アーノルドがドアを開けると、来客を知らせるベルがチリリリリンと勢いよくなった。
「あら、アーノルド様、お久しぶりです」
店のおかみさんらしき人物がアーノルドを見て嬉しそうに目を細めた。
「いつものやつ頼むよ。二人分ね」
アーノルドがメニューを確認することなく注文する。
キョロキョロと小さな店内を確認すると、店内には小さなカウンターと、その奥に厨房があるのが見えた。店に貼ってあるポスターからすると、どうやらテイクアウトのホットドッグ屋さんのようだ。
よかった。今の所、怪しいところはないみたい。今度は騙されずに美味しいものが食べられたらいいんだけど。

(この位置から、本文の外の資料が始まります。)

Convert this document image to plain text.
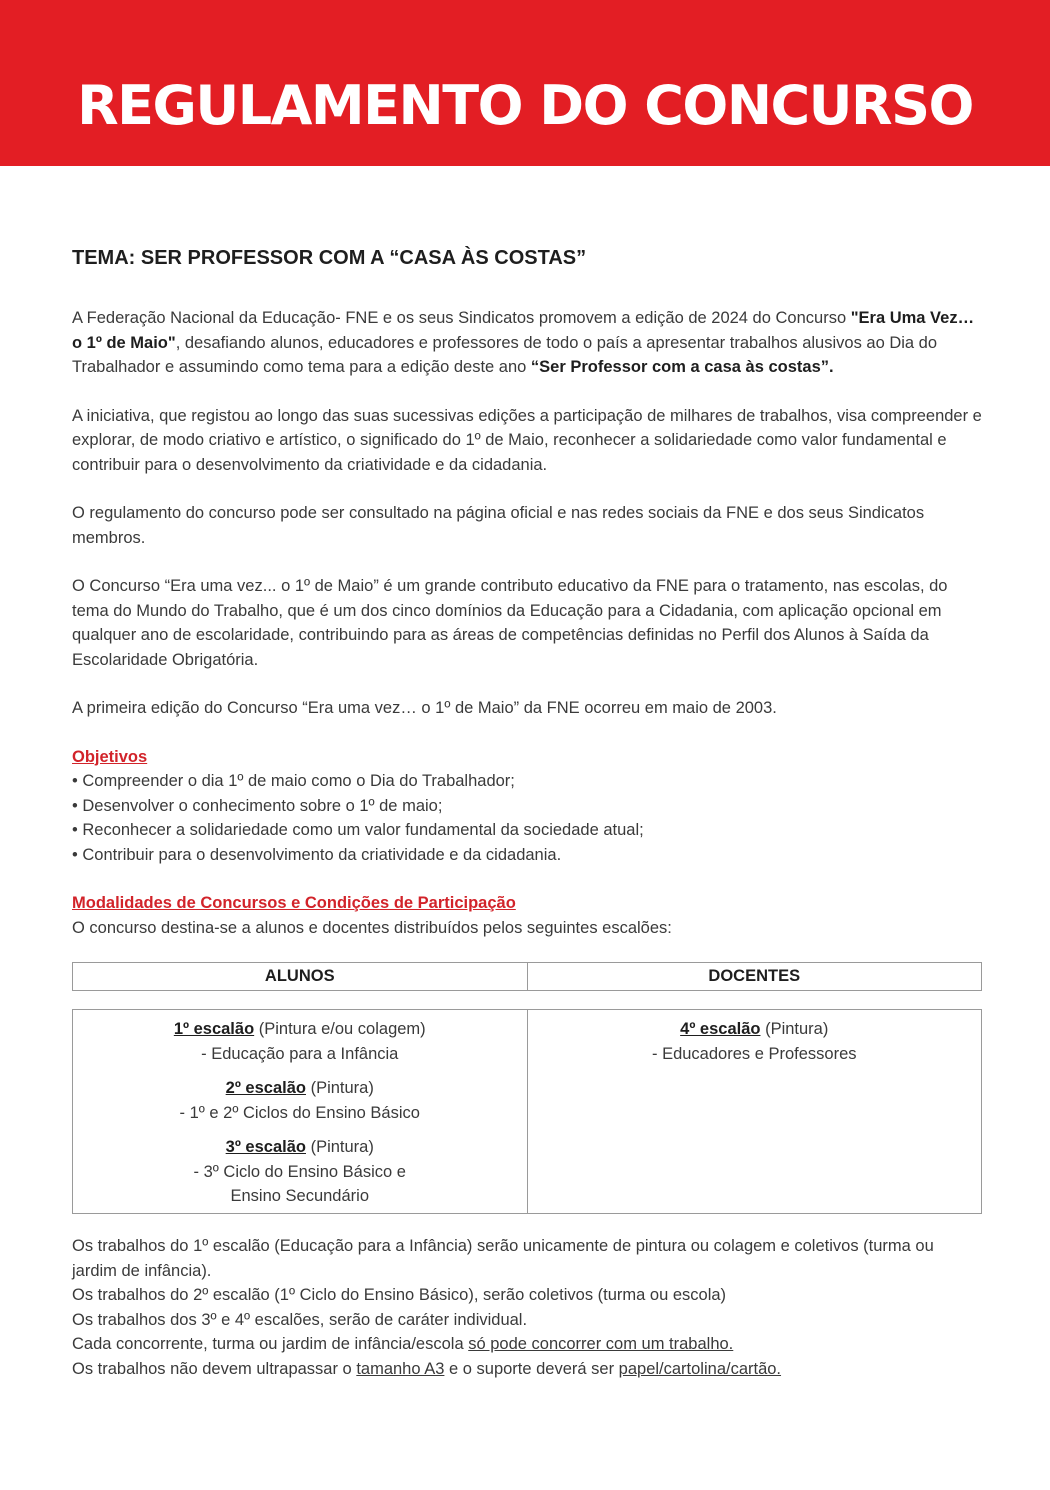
REGULAMENTO DO CONCURSO
TEMA: SER PROFESSOR COM A “CASA ÀS COSTAS”

A Federação Nacional da Educação- FNE e os seus Sindicatos promovem a edição de 2024 do Concurso "Era Uma Vez… o 1º de Maio", desafiando alunos, educadores e professores de todo o país a apresentar trabalhos alusivos ao Dia do Trabalhador e assumindo como tema para a edição deste ano “Ser Professor com a casa às costas”.

A iniciativa, que registou ao longo das suas sucessivas edições a participação de milhares de trabalhos, visa compreender e explorar, de modo criativo e artístico, o significado do 1º de Maio, reconhecer a solidariedade como valor fundamental e contribuir para o desenvolvimento da criatividade e da cidadania.

O regulamento do concurso pode ser consultado na página oficial e nas redes sociais da FNE e dos seus Sindicatos membros.

O Concurso “Era uma vez... o 1º de Maio” é um grande contributo educativo da FNE para o tratamento, nas escolas, do tema do Mundo do Trabalho, que é um dos cinco domínios da Educação para a Cidadania, com aplicação opcional em qualquer ano de escolaridade, contribuindo para as áreas de competências definidas no Perfil dos Alunos à Saída da Escolaridade Obrigatória.

A primeira edição do Concurso “Era uma vez… o 1º de Maio” da FNE ocorreu em maio de 2003.

Objetivos
• Compreender o dia 1º de maio como o Dia do Trabalhador;
• Desenvolver o conhecimento sobre o 1º de maio;
• Reconhecer a solidariedade como um valor fundamental da sociedade atual;
• Contribuir para o desenvolvimento da criatividade e da cidadania.
Modalidades de Concursos e Condições de Participação
O concurso destina-se a alunos e docentes distribuídos pelos seguintes escalões:
ALUNOS	DOCENTES
1º escalão (Pintura e/ou colagem)
- Educação para a Infância
2º escalão (Pintura)
- 1º e 2º Ciclos do Ensino Básico
3º escalão (Pintura)
- 3º Ciclo do Ensino Básico e
Ensino Secundário
4º escalão (Pintura)
- Educadores e Professores
Os trabalhos do 1º escalão (Educação para a Infância) serão unicamente de pintura ou colagem e coletivos (turma ou jardim de infância).
Os trabalhos do 2º escalão (1º Ciclo do Ensino Básico), serão coletivos (turma ou escola)
Os trabalhos dos 3º e 4º escalões, serão de caráter individual.
Cada concorrente, turma ou jardim de infância/escola só pode concorrer com um trabalho.
Os trabalhos não devem ultrapassar o tamanho A3 e o suporte deverá ser papel/cartolina/cartão.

「今日はずいぶん可愛らしい子と一緒なんですね? アーノルド様の恋人かしら?」
「いえ私は恋人ではなく、アーノルドの……」
あれ? 何て言えばいいの? 私とアーノルドの関係って……
正確に言えば、私はアーノルドの親友であるウィルバートの彼女(仮)ってことになるのよね。
でも今は変装中だから本当の事は言えないし。
「あらあら。その様子だと、友達以上恋人未満の関係ってことかしら」
「いえ、そういうわけじゃ……」
あぁぁ……誤解されちゃってる。
まるで初々しいカップルを微笑ましく見守るかのような眼差しで、おかみさんはうんうんと頷いている。
「本当に私とアーノルドはそんな関係じゃないんです」
私がいくらアーノルドとの関係を否定しても、おかみさんは照れているだけだと思ってまともにとりあってくれない。
アーノルドはといえば、隣でおかしそう笑っているだけだ。
「もう、アーノルドったら。笑ってないで何か言ってよ」
「まぁまぁそんなに照れなくても。可愛いらしい彼女ですねぇ、アーノルド様」
だから彼女じゃないんだってばぁ。
もう何を言っても無駄だと諦めかけた私の肩に、アーノルドの腕がすっとのびてくる。
「こいつは俺の恋人じゃないけど、俺にとって大事な奴なのには間違いないな」
「ちょっ。アーノルドったら何言ってんの!?」
そんな事言ったら、余計に誤解されちゃうじゃない。
私に対してよかったわねぇと嬉しそうな顔を見せるおかみさんを見て、アーノルドは再び楽しそうにくくくっと笑った。